He was silent, looking at her. For the first time he caught himself noticing her dress. It was of simple pale blue linen, relieved with white embroidered lawn, and in its cool, fresh, clean appearance was in keeping with the clear bright day. A plain straw garden hat tied across the crown and under the chin with a strip of soft blue ribbon to match the linen gown, was the finish to this ‘fashionable’ young woman’s toilette,—and though it was infinitely becoming to the fair skin, azure eyes, and gold-brown hair of its wearer, it did not suggest undue extravagance, or a Paris ‘mode.’ And while he yet almost unconsciously studied the picture she made, resting one arm lightly across his garden gate, she lifted the latch suddenly and swung it open.
“Good-bye!” and she nodded smilingly—“Thank you so much for letting me see your lovely garden! As soon as Cicely arrives, you must come and see her—you will, won’t you?”
“I shall be most happy—–” he murmured.
“She will be so interested to hear how you sent her my telegram,”— continued Maryllia—“And Gigue too—poor old Gigue!—he is sure to come over here some time during the summer. He is such a quaint person! I think you will like him. Good-bye!”

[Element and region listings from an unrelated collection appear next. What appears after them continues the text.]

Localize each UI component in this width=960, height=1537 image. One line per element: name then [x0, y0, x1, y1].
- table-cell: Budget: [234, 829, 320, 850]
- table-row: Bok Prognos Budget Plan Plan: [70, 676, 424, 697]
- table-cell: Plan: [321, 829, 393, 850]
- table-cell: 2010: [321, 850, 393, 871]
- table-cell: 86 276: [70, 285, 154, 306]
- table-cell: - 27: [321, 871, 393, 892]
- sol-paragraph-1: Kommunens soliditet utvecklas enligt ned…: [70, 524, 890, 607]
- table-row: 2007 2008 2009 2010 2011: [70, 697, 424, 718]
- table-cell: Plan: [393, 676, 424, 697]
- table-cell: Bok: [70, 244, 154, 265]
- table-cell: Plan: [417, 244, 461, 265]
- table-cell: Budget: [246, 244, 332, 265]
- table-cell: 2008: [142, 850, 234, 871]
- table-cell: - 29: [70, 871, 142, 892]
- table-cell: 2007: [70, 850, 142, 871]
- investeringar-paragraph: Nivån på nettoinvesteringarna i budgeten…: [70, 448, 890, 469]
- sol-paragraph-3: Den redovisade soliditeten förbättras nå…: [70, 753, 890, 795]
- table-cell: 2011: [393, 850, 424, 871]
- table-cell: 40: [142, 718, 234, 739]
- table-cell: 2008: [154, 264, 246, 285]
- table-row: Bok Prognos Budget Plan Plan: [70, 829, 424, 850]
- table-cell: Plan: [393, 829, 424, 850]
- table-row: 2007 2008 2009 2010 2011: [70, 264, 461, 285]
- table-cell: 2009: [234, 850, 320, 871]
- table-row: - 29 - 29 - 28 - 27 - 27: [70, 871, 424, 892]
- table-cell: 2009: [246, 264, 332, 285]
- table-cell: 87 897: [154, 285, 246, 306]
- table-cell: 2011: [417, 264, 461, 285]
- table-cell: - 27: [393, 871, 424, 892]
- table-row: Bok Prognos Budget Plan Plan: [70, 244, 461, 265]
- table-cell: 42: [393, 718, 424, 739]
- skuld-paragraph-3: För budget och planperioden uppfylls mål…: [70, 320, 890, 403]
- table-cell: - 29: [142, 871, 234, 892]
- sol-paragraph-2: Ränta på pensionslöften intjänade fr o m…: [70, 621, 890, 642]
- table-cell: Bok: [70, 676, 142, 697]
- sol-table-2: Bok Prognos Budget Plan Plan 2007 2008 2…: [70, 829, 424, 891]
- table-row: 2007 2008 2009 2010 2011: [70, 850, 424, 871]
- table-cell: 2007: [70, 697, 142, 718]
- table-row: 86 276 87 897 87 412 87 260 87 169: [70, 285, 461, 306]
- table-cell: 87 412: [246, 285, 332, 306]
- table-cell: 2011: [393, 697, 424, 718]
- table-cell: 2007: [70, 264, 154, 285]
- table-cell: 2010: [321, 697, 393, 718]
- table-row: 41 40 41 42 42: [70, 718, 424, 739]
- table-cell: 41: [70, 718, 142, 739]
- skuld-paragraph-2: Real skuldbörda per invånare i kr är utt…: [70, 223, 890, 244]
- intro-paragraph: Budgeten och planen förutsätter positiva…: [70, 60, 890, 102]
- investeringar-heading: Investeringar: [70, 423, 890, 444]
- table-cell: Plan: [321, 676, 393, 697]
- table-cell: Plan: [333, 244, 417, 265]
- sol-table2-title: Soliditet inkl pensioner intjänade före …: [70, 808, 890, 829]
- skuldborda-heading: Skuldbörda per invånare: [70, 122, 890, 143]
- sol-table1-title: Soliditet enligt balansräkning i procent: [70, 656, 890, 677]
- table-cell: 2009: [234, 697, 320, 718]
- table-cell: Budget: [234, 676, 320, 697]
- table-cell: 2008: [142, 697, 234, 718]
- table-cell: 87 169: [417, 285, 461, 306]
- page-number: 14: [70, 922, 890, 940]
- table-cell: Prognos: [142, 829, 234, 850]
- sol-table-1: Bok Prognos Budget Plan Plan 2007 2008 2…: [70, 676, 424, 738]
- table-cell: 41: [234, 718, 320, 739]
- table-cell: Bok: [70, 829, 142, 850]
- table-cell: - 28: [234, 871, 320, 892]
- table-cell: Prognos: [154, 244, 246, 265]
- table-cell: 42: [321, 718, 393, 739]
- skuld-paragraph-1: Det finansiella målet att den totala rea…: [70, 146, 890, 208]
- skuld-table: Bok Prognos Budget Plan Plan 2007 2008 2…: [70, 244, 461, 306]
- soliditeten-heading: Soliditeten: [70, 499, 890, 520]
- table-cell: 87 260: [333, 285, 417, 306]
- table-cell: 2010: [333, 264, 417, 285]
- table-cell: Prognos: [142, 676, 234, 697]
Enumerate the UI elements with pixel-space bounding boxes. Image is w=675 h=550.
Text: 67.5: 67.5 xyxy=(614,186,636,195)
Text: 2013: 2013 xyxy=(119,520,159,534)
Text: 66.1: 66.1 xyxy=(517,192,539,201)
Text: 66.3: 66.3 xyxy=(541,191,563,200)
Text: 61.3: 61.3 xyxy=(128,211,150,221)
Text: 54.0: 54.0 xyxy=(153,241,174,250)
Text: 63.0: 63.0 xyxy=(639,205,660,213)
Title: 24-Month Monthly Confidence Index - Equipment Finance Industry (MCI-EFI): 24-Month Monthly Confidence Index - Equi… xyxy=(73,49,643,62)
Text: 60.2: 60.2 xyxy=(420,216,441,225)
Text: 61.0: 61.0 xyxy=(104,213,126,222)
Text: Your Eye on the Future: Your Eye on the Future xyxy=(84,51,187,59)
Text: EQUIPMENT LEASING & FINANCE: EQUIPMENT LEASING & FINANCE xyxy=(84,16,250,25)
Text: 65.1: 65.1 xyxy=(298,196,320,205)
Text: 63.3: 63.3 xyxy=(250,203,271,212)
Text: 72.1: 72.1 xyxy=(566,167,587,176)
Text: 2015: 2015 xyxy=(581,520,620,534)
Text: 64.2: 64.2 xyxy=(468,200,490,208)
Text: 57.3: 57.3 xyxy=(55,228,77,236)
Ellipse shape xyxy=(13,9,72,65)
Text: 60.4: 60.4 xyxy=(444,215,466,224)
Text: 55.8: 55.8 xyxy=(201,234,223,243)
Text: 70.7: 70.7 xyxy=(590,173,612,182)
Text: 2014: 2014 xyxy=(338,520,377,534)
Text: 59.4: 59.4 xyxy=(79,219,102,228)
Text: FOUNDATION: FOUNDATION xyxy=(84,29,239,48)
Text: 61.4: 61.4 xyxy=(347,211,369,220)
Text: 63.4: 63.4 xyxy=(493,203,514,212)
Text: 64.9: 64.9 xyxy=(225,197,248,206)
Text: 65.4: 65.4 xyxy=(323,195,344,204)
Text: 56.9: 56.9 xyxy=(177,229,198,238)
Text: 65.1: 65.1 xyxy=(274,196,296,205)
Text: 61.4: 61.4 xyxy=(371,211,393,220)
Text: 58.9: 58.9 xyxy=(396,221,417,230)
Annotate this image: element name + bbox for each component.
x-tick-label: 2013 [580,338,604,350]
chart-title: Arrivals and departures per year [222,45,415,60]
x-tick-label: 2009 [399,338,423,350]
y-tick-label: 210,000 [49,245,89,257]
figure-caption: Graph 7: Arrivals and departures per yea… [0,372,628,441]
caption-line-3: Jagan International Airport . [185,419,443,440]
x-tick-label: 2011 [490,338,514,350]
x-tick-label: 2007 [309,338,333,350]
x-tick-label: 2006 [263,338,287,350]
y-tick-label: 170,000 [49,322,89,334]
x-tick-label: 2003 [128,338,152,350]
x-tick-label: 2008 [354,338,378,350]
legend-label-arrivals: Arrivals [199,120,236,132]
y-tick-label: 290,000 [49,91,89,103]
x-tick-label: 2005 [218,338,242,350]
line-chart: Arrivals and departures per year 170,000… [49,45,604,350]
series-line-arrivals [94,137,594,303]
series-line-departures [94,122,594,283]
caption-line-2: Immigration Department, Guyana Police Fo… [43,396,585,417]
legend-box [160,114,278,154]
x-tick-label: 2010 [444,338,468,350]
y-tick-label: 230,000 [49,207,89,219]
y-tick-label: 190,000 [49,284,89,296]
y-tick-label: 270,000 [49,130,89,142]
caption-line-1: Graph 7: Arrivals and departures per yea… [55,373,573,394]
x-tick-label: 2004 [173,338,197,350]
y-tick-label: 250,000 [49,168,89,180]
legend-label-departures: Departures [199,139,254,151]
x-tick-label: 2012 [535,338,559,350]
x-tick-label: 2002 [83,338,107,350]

“Good-bye—for the present!” said John with a slight note of appeal in his voice, which was not lost wholly upon the air alone, for Maryllia turned her head back towards him with a laugh.
“Oh, of course!—only for the present! We are really next-door neighbours, and I’m afraid we can’t escape each other unless we each play hermit in separate caves! But I promise not to bore you with my presence very often!”
She waved the spray of white lilac he had given her in farewell, and calling her dog to her side, passed down the village road lightly, like a blue flower drifting with the May breeze, and was soon out of sight.
Walden closed the gate after her with careful slowness, and returned across the lawn to his favourite seat under his favourite apple-tree. Nebbie followed him, disconsolately snuffing the ground in the trail of the departed Plato, who doubtless, to the smaller animal’s mind, represented a sort of canine monarch who ruthlessly disdained the well-meaning attentions of his inferiors. Bainton, having finished his task of training the vines across the walls of the rectory, descended his ladder, making as much noise as he could about it and adding thereto a sudden troublesome cough which would he considered, probably excite his master’s sympathy and instant attention. But Walden paid no heed. He was apparently busy fumbling with his watch-chain. Bainton waited a moment, and then, unable any longer to control his curiosity, seized his ladder and deliberately carried it across the lawn, though he knew that that was not the proper way to the tool-shed where it was kept. Halting close to the seat under the apple-tree, he said:—
“Yon red honeysuckle’s comin’ on fine, Passon,—it be as full o’ bud as a pod o’ peas.”